A estrada, principalmente na Reta do Búfalos foi completamente transformada, com aumento do nível da pista em aproximadamente 3 metros, com 4 galerias de escoamento das águas do Rio dos Frades, em casos de cheia.
“O que estamos fazendo aqui não é mais do que a nossa obrigação. A diferença é que não estamos enganando a população. Se os outros que passaram, tivessem feito a estrada ou, no mínimo, a manutenção, o município não teria sofrido tanto com as chuvas”, declarou o prefeito Jânio Natal.
PROBLEMA RESOLVIDO
De acordo com o gestor, a intervenção resolve definitivamente os problemas de alagamentos no trecho que foi inundado no mês de abril com as chuvas intensas que castigaram o Extremo Sul da Bahia. “Não é mais obra paliativa como faziam antes. É o recurso público sendo utilizado com responsabilidade”, afirmou.
As imagens registradas pelo Imprensananet dão uma impressão do que está sendo feito e já em fase de conclusão. Além do aumento do nível da estrada, a construção das galerias fluviais, recuperação da base da ponte e manutenção geral de outros trechos, patrolamento, a ‘Reta dos Búfralos’ receberá plantio de um bambuzal nas laterais para garantir mais segurança a quem transita no local.

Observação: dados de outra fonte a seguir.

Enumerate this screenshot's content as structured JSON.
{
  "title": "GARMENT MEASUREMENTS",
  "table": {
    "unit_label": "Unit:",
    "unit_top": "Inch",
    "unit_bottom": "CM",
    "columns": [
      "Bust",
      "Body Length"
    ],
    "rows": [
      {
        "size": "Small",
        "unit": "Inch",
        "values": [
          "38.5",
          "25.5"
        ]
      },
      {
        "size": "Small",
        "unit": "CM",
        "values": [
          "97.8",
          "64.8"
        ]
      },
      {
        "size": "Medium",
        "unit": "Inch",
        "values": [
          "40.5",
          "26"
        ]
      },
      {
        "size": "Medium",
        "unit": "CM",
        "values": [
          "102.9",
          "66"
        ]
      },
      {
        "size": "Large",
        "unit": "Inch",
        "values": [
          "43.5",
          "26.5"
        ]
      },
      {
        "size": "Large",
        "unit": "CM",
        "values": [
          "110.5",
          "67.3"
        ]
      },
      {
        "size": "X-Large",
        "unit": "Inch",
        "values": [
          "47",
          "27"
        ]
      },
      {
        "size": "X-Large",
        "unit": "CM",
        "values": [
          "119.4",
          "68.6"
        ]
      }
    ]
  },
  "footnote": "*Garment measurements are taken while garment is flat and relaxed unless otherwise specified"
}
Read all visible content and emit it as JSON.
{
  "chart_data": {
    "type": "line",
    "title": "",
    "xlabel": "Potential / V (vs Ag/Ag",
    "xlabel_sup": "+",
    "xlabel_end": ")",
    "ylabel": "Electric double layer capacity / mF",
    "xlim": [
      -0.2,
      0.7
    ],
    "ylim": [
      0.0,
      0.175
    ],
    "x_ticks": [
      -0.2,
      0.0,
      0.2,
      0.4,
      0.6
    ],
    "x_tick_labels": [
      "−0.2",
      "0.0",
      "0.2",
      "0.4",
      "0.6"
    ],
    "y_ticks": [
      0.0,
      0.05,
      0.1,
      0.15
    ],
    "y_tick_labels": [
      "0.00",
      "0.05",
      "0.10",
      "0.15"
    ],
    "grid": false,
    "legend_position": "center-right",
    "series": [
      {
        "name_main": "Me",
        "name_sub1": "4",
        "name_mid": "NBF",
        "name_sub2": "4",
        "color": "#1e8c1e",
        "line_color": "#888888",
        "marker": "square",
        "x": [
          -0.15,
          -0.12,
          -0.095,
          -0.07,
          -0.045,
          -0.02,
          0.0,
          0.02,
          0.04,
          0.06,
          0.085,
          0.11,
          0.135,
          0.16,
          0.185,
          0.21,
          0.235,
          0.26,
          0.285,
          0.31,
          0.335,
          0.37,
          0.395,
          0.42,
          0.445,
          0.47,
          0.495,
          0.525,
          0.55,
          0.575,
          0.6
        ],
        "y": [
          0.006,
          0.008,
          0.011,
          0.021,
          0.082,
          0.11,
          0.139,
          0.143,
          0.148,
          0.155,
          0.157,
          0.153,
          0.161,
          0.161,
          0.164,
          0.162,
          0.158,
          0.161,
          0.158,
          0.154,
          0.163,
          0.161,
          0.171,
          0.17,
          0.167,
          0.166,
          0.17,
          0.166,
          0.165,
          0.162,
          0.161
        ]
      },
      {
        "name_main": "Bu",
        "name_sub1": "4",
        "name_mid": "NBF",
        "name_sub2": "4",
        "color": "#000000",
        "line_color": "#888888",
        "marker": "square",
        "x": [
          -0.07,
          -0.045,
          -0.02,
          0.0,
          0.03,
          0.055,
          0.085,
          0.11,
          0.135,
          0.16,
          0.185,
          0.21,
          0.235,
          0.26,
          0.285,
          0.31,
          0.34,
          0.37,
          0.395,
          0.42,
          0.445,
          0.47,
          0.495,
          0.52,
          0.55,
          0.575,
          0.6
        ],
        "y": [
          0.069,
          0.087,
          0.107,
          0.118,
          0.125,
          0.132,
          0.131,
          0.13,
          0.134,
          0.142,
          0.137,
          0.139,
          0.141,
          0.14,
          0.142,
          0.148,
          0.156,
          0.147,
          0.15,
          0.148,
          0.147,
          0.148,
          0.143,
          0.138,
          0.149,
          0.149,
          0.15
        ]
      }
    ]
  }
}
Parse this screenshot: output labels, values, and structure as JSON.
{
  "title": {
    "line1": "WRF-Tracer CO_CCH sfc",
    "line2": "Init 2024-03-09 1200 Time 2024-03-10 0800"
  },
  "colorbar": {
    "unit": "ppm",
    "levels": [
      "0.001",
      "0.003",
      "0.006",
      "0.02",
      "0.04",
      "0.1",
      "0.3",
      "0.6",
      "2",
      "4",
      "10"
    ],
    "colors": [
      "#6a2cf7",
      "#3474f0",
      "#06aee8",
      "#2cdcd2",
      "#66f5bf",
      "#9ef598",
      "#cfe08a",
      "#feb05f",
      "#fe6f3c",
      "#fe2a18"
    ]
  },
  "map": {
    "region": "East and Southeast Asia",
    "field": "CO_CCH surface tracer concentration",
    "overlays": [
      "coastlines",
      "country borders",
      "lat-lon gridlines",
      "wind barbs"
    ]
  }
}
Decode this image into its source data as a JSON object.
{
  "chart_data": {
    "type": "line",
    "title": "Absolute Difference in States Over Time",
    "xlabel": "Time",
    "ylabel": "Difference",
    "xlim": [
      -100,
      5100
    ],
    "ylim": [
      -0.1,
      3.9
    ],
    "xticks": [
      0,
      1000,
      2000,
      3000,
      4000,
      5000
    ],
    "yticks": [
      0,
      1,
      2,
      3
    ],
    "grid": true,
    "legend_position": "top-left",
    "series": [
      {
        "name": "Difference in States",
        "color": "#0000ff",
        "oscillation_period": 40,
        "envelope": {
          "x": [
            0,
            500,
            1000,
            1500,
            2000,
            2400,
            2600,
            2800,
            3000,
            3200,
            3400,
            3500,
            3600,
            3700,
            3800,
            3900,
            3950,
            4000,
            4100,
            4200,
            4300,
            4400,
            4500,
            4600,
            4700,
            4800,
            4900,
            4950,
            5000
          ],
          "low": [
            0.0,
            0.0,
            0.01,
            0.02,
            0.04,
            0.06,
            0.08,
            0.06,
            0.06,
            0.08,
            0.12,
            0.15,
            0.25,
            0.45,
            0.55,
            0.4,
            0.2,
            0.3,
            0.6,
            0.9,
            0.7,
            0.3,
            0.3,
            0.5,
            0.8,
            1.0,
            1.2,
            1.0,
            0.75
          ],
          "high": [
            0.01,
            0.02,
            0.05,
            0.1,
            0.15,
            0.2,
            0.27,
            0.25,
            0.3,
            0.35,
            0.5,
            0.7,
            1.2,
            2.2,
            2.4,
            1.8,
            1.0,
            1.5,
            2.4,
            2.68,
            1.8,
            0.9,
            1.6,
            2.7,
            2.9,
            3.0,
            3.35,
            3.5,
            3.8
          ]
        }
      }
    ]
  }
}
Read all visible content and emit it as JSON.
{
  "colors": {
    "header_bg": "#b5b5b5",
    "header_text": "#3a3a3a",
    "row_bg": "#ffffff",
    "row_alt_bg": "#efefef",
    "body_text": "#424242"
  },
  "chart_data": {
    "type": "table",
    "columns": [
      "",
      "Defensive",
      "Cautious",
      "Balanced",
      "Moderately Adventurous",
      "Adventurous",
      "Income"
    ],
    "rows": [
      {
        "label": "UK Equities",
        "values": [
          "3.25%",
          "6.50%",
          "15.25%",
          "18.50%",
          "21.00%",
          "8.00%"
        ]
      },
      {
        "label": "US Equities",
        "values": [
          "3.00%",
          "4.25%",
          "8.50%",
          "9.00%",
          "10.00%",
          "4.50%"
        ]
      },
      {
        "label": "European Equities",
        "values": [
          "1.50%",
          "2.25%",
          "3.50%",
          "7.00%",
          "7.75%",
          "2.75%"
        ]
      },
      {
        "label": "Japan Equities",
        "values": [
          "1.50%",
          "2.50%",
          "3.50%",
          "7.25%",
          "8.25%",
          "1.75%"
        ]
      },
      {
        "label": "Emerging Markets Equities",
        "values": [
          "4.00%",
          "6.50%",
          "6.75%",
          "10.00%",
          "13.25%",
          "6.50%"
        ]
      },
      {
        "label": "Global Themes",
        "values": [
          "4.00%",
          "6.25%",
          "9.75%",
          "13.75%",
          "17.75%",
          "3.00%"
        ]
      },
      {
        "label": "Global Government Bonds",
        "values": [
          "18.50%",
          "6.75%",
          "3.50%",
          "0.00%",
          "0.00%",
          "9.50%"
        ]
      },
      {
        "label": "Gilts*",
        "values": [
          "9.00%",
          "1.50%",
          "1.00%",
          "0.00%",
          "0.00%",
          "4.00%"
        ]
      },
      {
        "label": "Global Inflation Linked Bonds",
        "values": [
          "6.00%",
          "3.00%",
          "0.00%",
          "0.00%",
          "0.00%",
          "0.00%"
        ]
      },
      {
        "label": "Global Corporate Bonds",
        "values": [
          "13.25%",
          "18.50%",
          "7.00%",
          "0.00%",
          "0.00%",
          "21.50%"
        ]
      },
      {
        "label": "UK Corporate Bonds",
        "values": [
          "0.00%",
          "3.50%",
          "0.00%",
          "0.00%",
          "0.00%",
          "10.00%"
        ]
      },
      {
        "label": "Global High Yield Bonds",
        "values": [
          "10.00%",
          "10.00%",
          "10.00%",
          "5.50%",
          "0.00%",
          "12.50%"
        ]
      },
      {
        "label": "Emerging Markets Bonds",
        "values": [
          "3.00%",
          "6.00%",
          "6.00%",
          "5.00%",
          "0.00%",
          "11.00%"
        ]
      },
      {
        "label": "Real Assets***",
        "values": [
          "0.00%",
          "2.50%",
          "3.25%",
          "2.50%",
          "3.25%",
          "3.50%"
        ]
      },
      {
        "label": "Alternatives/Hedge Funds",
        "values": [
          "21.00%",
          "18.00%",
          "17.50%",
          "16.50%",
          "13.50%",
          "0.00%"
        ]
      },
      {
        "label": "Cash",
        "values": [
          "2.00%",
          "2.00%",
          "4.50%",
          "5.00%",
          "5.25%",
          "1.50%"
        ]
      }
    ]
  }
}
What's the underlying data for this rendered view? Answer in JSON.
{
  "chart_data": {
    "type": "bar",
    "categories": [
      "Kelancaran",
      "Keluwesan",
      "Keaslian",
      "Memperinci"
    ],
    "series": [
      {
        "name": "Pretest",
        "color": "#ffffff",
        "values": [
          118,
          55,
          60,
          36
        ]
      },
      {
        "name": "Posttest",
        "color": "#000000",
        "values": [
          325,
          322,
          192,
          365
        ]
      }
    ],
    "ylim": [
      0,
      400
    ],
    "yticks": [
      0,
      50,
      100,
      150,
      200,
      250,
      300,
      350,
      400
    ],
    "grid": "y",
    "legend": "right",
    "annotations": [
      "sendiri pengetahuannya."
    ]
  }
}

A turista Alexandra Neves comentou que se sente mais segura para curtir férias em Caraíva. “Infelizmente, não pude vir no final de ano devido às condições da estrada. Uma pena! Eu não me divertir e imagino que a cidade deixou de ganhar dinheiro. Que bom que agora estão fazendo um serviço profissional e que vai melhorar a segurança de todos”, comentou.
DESCASO É COISA DO PAASADO
Uma liderança indígena que preferiu não ter seu nome identificado, disse que “ao longo dos anos, só faziam passar a máquina patrol nas épocas de temporada e depois ficava tudo largado. Quando caia uma chuva, ninguém conseguia mais passar e nem para ir a um posto de saúde, as comunidades indígenas conseguiam!”, relatou.